So I’ve been reading this book entitled “A Perfect Mess.” The subtitle is “The Hidden Benefits of Disorder-How Crammed Closets, Cluttered Offices, and On-the-Fly Planning Make the World a Better Place.” I started reading this book after a friend came over and commented on “the pile” of things that I have in my living room that is the “get rid of pile” which is conveniently located next to the door, so that every time I leave the apartment I try and take something that I need to get rid of out the apartment.
My friend was politely appalled however he could not control himself from telling me he longed for a table without anything on it (although ironically he had just helped me carry one back to my place for me) while frantically looking around my living room. I kept trying to explain that I do not have the fiscal ability to provide for that in my life at the moment, because that would require either more space or less stuff and as I am a Taurus I am rather inclined to like stuff. He’s an Aquarian, and I have noted that many an Aquarian does not like to accumulate the commercial goods. Aside from Virgo’s, Aquarian’s are the second least accumulative sign of the Zodiac in my opinion.

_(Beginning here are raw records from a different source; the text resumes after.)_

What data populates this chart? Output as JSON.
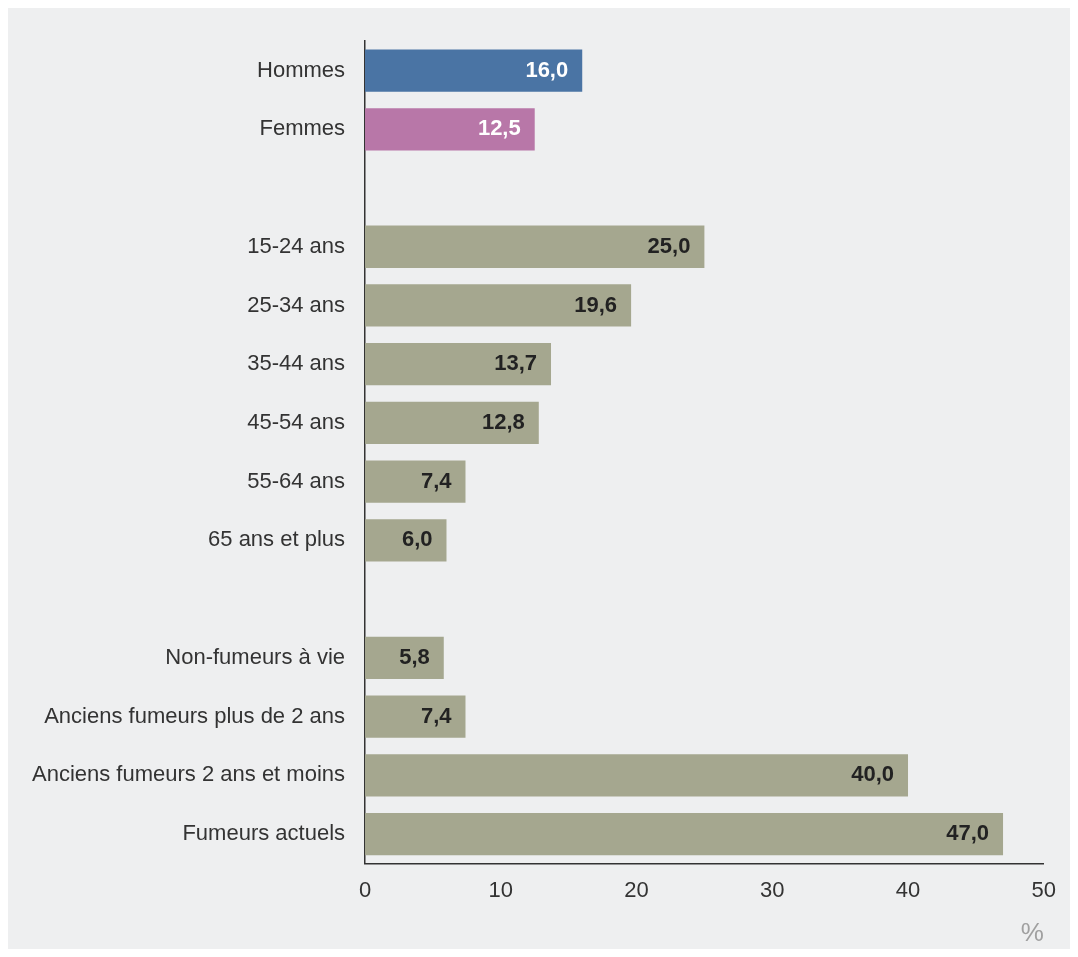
{
  "chart_data": {
    "type": "bar",
    "orientation": "horizontal",
    "categories": [
      "Hommes",
      "Femmes",
      null,
      "15-24 ans",
      "25-34 ans",
      "35-44 ans",
      "45-54 ans",
      "55-64 ans",
      "65 ans et plus",
      null,
      "Non-fumeurs à vie",
      "Anciens fumeurs plus de 2 ans",
      "Anciens fumeurs 2 ans et moins",
      "Fumeurs actuels"
    ],
    "values": [
      16.0,
      12.5,
      null,
      25.0,
      19.6,
      13.7,
      12.8,
      7.4,
      6.0,
      null,
      5.8,
      7.4,
      40.0,
      47.0
    ],
    "value_labels": [
      "16,0",
      "12,5",
      null,
      "25,0",
      "19,6",
      "13,7",
      "12,8",
      "7,4",
      "6,0",
      null,
      "5,8",
      "7,4",
      "40,0",
      "47,0"
    ],
    "colors": [
      "#4a74a4",
      "#b877a8",
      "#a5a78f",
      "#a5a78f",
      "#a5a78f",
      "#a5a78f",
      "#a5a78f",
      "#a5a78f",
      "#a5a78f",
      "#a5a78f",
      "#a5a78f",
      "#a5a78f",
      "#a5a78f",
      "#a5a78f"
    ],
    "xlim": [
      0,
      50
    ],
    "xticks": [
      0,
      10,
      20,
      30,
      40,
      50
    ],
    "xlabel": "%",
    "grid": false,
    "legend": false
  }
}
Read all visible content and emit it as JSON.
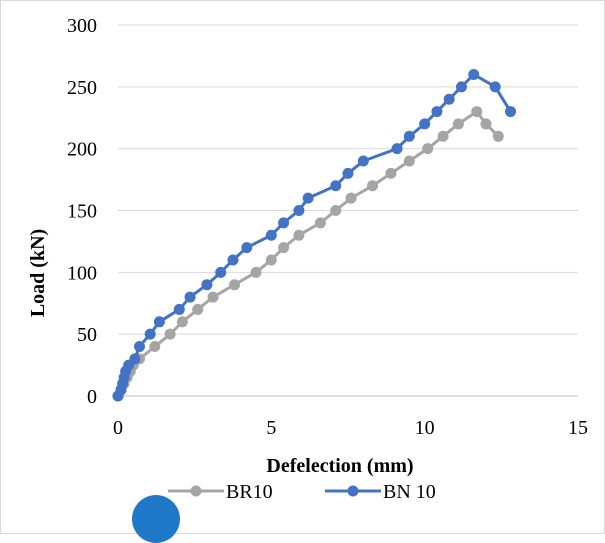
{
  "chart_data": {
    "type": "line",
    "xlabel": "Defelection   (mm)",
    "ylabel": "Load (kN)",
    "xlim": [
      0,
      15
    ],
    "ylim": [
      0,
      300
    ],
    "x_ticks": [
      "0",
      "5",
      "10",
      "15"
    ],
    "y_ticks": [
      "0",
      "50",
      "100",
      "150",
      "200",
      "250",
      "300"
    ],
    "grid": "horizontal",
    "legend_position": "bottom",
    "series": [
      {
        "name": "BR10",
        "color": "#a5a5a5",
        "points": [
          [
            0,
            0
          ],
          [
            0.1,
            5
          ],
          [
            0.2,
            10
          ],
          [
            0.3,
            15
          ],
          [
            0.4,
            20
          ],
          [
            0.5,
            25
          ],
          [
            0.7,
            30
          ],
          [
            1.2,
            40
          ],
          [
            1.7,
            50
          ],
          [
            2.1,
            60
          ],
          [
            2.6,
            70
          ],
          [
            3.1,
            80
          ],
          [
            3.8,
            90
          ],
          [
            4.5,
            100
          ],
          [
            5.0,
            110
          ],
          [
            5.4,
            120
          ],
          [
            5.9,
            130
          ],
          [
            6.6,
            140
          ],
          [
            7.1,
            150
          ],
          [
            7.6,
            160
          ],
          [
            8.3,
            170
          ],
          [
            8.9,
            180
          ],
          [
            9.5,
            190
          ],
          [
            10.1,
            200
          ],
          [
            10.6,
            210
          ],
          [
            11.1,
            220
          ],
          [
            11.7,
            230
          ],
          [
            12.0,
            220
          ],
          [
            12.4,
            210
          ]
        ]
      },
      {
        "name": "BN 10",
        "color": "#4472c4",
        "points": [
          [
            0,
            0
          ],
          [
            0.1,
            5
          ],
          [
            0.15,
            10
          ],
          [
            0.2,
            15
          ],
          [
            0.25,
            20
          ],
          [
            0.35,
            25
          ],
          [
            0.55,
            30
          ],
          [
            0.7,
            40
          ],
          [
            1.05,
            50
          ],
          [
            1.35,
            60
          ],
          [
            2.0,
            70
          ],
          [
            2.35,
            80
          ],
          [
            2.9,
            90
          ],
          [
            3.35,
            100
          ],
          [
            3.75,
            110
          ],
          [
            4.2,
            120
          ],
          [
            5.0,
            130
          ],
          [
            5.4,
            140
          ],
          [
            5.9,
            150
          ],
          [
            6.2,
            160
          ],
          [
            7.1,
            170
          ],
          [
            7.5,
            180
          ],
          [
            8.0,
            190
          ],
          [
            9.1,
            200
          ],
          [
            9.5,
            210
          ],
          [
            10.0,
            220
          ],
          [
            10.4,
            230
          ],
          [
            10.8,
            240
          ],
          [
            11.2,
            250
          ],
          [
            11.6,
            260
          ],
          [
            12.3,
            250
          ],
          [
            12.8,
            230
          ]
        ]
      }
    ]
  }
}
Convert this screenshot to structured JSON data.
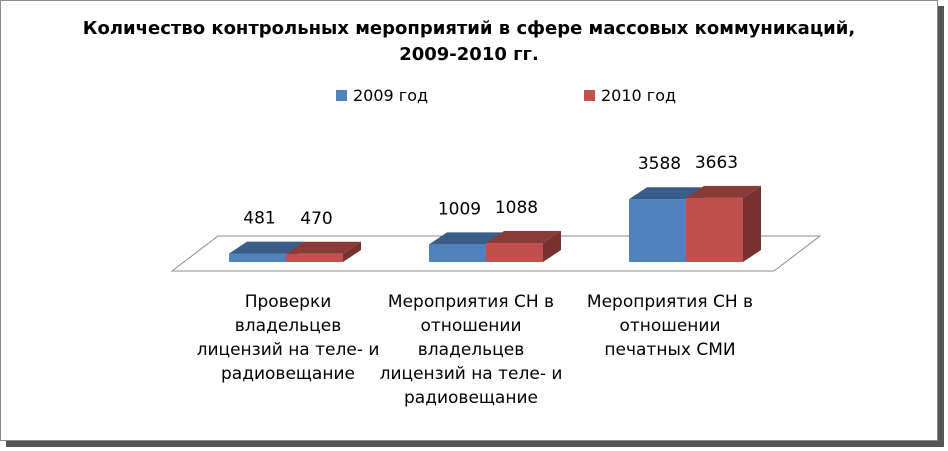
{
  "chart_data": {
    "type": "bar",
    "title_line1": "Количество контрольных мероприятий в сфере массовых коммуникаций,",
    "title_line2": "2009-2010 гг.",
    "categories": [
      [
        "Проверки",
        "владельцев",
        "лицензий на теле- и",
        "радиовещание"
      ],
      [
        "Мероприятия СН в",
        "отношении",
        "владельцев",
        "лицензий на теле- и",
        "радиовещание"
      ],
      [
        "Мероприятия СН в",
        "отношении",
        "печатных СМИ"
      ]
    ],
    "series": [
      {
        "name": "2009 год",
        "values": [
          481,
          1009,
          3588
        ],
        "color": "#4f81bd"
      },
      {
        "name": "2010 год",
        "values": [
          470,
          1088,
          3663
        ],
        "color": "#c0504d"
      }
    ],
    "legend_position": "top",
    "grid": false,
    "three_d": true
  }
}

I also have recently been pondering my upcoming birthday in exactly a month to this Friday. It’s made me think about everything that I “hoped” to accomplish before the big 3-5. Professional goals, personal goals, most of which didn’t turn out as expected. And although I would say that so far I’m rather content with the outcome of my life, I feel in general my life has been a mess. Not in a pejorative sense, but in the sense that the “Perfect Mess” book describes: it’s not what most people would expect for 35. I have no husband, no children and not even a boyfriend at the moment. I have no mortgage, and although I have lived in NY for over 13 years now I could conceivably move anywhere else should a life opportunity arise that would make it worthwhile. I don’t even have a divorce to my name (and while that may not seem like an accomplishment, I have begun to see it as one not having ever been close to being married). My second year college roommate not only got married on two continents, got an MBA and is at the top of her field, she accomplished a divorce after 10 years of marriage as well! I feel like I must be on some extendedly slow boat to China when everyone else is taking a direct flight these days.
So what does this all have to do with things falling apart? And with Spring? I’ve noticed that many things have changed since the eclipses we had in February. Many astrologers say that the big changes that eclipses can bring come a month or so afterwards and so this was the case for me. A long time friendship fell apart remarkably easily, I acquired a couch that I dreamt I should get, completely rearranged my apartment, and found myself letting go of more things than I normally do in an entire year.
It’s all begun to make me think that perhaps things naturally fall apart, whether they be marriages or friendships or jobs or possessions, in order to let go of Winter and have Spring arrive. Ice breaks apart when Spring comes, and things fall apart in order for new growth. I think one of the big challenges in anything long term is to somehow accept change into a system. One may be comfortable with something, but one keeps growing, even at 35. One has to be engaged in ones life, or else things fall apart. Striving for order can be a good thing: I will always strive to keep my apartment neat and orderly however never expect to completely achieve this, mainly because I’m so engaged with the environment that I don’t treat my apartment like a museum to look at and not touch. I will strive to achieve goals and find a great guy to have a relationship with and hopefully one day get married. But the reality is that things fall apart, relationships fall apart, especially if one is trying to achieve a kind of mathematical order in the non-laboratory environment of life. Mess can be a sign that something new is peeking out under the snow, that Spring is finally here.